I’ve been playing with various ways that Kiwi can be used for testing code. It certainly has powerful capability for performing low level unit testing in a very organized way. I’ve been doing this using strictly OCUnit logic tests.
I don’t tend to use OCUnit application tests much, since they tend to be slower. And frankly, it didn’t even occur to me to try running Kiwi under application tests until last week. I ran into a situation where the code that I’ve been writing is 100% unit tested, and passing all tests, but the app doesn’t do what I want it to do.
Upon thinking about how this happened, I realized that my TDD focus has caused me to think at too low a level. I had skipped too quickly through the much needed high level design in order to quickly get to writing tests.
So I began thinking about how I could write higher level tests first, akin to acceptance tests, and use those to drive TDD at a lower level. This prompted me to think about whether Kiwi would run on Application tests, which I now know works.

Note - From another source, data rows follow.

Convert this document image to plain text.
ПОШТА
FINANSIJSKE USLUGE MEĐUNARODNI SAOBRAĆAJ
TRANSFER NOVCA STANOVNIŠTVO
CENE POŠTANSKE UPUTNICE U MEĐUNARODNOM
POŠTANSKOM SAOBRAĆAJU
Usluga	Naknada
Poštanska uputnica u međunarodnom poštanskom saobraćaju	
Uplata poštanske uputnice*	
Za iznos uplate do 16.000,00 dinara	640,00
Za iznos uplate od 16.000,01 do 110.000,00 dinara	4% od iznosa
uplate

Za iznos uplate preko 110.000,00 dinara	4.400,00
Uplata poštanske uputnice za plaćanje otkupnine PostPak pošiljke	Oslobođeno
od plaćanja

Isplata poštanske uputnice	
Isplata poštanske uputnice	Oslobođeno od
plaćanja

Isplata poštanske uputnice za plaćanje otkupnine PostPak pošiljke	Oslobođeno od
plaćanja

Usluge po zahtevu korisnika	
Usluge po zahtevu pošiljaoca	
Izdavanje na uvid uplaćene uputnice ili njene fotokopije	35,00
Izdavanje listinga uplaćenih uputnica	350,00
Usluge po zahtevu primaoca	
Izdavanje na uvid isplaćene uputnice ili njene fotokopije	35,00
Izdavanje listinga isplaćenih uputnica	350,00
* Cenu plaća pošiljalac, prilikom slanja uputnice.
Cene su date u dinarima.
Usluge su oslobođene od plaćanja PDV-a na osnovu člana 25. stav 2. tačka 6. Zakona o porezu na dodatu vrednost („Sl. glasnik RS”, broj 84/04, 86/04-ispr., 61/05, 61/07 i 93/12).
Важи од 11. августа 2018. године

So I’m heading down a direction where I’ll be using Kiwi in OCUnit application tests to define expected behavior (story acceptance tests), and then Kiwi in OCUnit logic tests to implement those behaviors via TDD. I’m exciting about this approach, and I’ll be updating this post going forward regarding how it is working.
What you describe here seems very similar to the Behaviour Driven Development (BDD, sorry for more acronyms!) philosophy. BDD says you should write high level application tests, make sure they fail, then drop down to lower level unit tests to test and implement the logic necessary for the higher level application tests to pass. It adds a cycle around regular TDD that makes sure low level unit tests are actually adding functionality to your software that results in the correct behaviour at the application level. Some info here: http://msdn.microsoft.com/en-us/magazine/gg490346.aspx (The second diagram demonstrates the extra BDD cycle.)

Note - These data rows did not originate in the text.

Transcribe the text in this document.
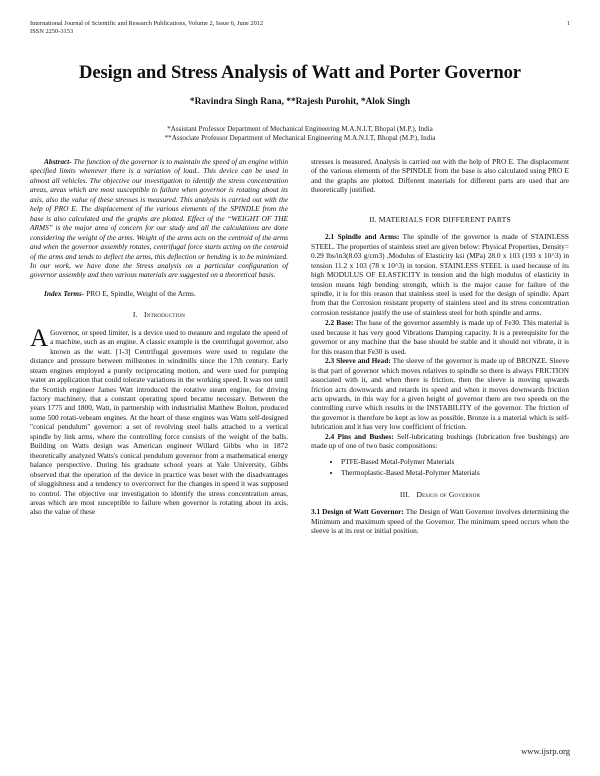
International Journal of Scientific and Research Publications, Volume 2, Issue 6, June 2012
ISSN 2250-3153
1
Design and Stress Analysis of Watt and Porter Governor
*Ravindra Singh Rana, **Rajesh Purohit, *Alok Singh
*Assistant Professor Department of Mechanical Engineering M.A.N.I.T, Bhopal (M.P.), India
**Associate Professor Department of Mechanical Engineering M.A.N.I.T, Bhopal (M.P.), India

Abstract- The function of the governor is to maintain the speed of an engine within specified limits whenever there is a variation of load.. This device can be used in almost all vehicles. The objective our investigation to identify the stress concentration areas, areas which are most susceptible to failure when governor is rotating about its axis, also the value of these stresses is measured. This analysis is carried out with the help of PRO E. The displacement of the various elements of the SPINDLE from the base is also calculated and the graphs are plotted. Effect of the “WEIGHT OF THE ARMS” is the major area of concern for our study and all the calculations are done considering the weight of the arms. Weight of the arms acts on the centroid of the arms and when the governor assembly rotates, centrifugal force starts acting on the centroid of the arms and tends to deflect the arms, this deflection or bending is to be minimized. In our work, we have done the Stress analysis on a particular configuration of governor assembly and then various materials are suggested on a theoretical basis.

Index Terms- PRO E, Spindle, Weight of the Arms.

I. Introduction

A Governor, or speed limiter, is a device used to measure and regulate the speed of a machine, such as an engine. A classic example is the centrifugal governor, also known as the watt. [1-3] Centrifugal governors were used to regulate the distance and pressure between millstones in windmills since the 17th century. Early steam engines employed a purely reciprocating motion, and were used for pumping water an application that could tolerate variations in the working speed. It was not until the Scottish engineer James Watt introduced the rotative steam engine, for driving factory machinery, that a constant operating speed became necessary. Between the years 1775 and 1800, Watt, in partnership with industrialist Matthew Bolton, produced some 500 rotati-vebeam engines. At the heart of these engines was Watts self-designed "conical pendulum" governor: a set of revolving steel balls attached to a vertical spindle by link arms, where the controlling force consists of the weight of the balls. Building on Watts design was American engineer Willard Gibbs who in 1872 theoretically analyzed Watts's conical pendulum governor from a mathematical energy balance perspective. During his graduate school years at Yale University, Gibbs observed that the operation of the device in practice was beset with the disadvantages of sluggishness and a tendency to overcorrect for the changes in speed it was supposed to control. The objective our investigation to identify the stress concentration areas, areas which are most susceptible to failure when governor is rotating about its axis, also the value of these

stresses is measured. Analysis is carried out with the help of PRO E. The displacement of the various elements of the SPINDLE from the base is also calculated using PRO E and the graphs are plotted. Different materials for different parts are used that are theoretically justified.

II. MATERIALS FOR DIFFERENT PARTS

2.1 Spindle and Arms: The spindle of the governor is made of STAINLESS STEEL. The properties of stainless steel are given below: Physical Properties, Density= 0.29 lbs/in3(8.03 g/cm3) ,Modulus of Elasticity ksi (MPa) 28.0 x 103 (193 x 10^3) in tension 11.2 x 103 (78 x 10^3) in torsion. STAINLESS STEEL is used because of its high MODULUS OF ELASTICITY in tension and the high modulus of elasticity in tension means high bending strength, which is the major cause for failure of the spindle, it is for this reason that stainless steel is used for the design of spindle. Apart from that the Corrosion resistant property of stainless steel and its stress concentration corrosion resistance justify the use of stainless steel for both spindle and arms.

2.2 Base: The base of the governor assembly is made up of Fe30. This material is used because it has very good Vibrations Damping capacity. It is a prerequisite for the governor or any machine that the base should be stable and it should not vibrate, it is for this reason that Fe30 is used.

2.3 Sleeve and Head: The sleeve of the governor is made up of BRONZE. Sleeve is that part of governor which moves relatives to spindle so there is always FRICTION associated with it, and when there is friction, then the sleeve is moving upwards friction acts downwards and retards its speed and when it moves downwards friction acts upwards, in this way for a given height of governor there are two speeds on the controlling curve which results in the INSTABILITY of the governor. The friction of the governor is therefore be kept as low as possible, Bronze is a material which is self-lubrication and it has very low coefficient of friction.

2.4 Pins and Bushes: Self-lubricating bushings (lubrication free bushings) are made up of one of two basic compositions:

• PTFE-Based Metal-Polymer Materials
• Thermoplastic-Based Metal-Polymer Materials
III. Design of Governor

3.1 Design of Watt Governor: The Design of Watt Governor involves determining the Minimum and maximum speed of the Governor. The minimum speed occurs when the sleeve is at its rest or initial position.

www.ijsrp.org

Interested to here your thoughts. I’ve found your posts very insightful and have really helped me to implement testing in my own iOS development.
Really good comment, thanks. I recently participated in a bug bash, working in some existing code that had full Kiwi test coverage. I was able to very quickly jump in and fix the code, and modify and add new tests. Kiwi really rocks!
I’m exploring now how to better organize Kiwi tests in order to provide the layered bdd/tdd approach you describe. It’s really great that Kiwi looks like it will work well for both.
My only reservation at this point with Kiwi is the apparent difficulty of debugging tests due to the use of blocks. I’m still looking for better ways to do this. Any suggestions?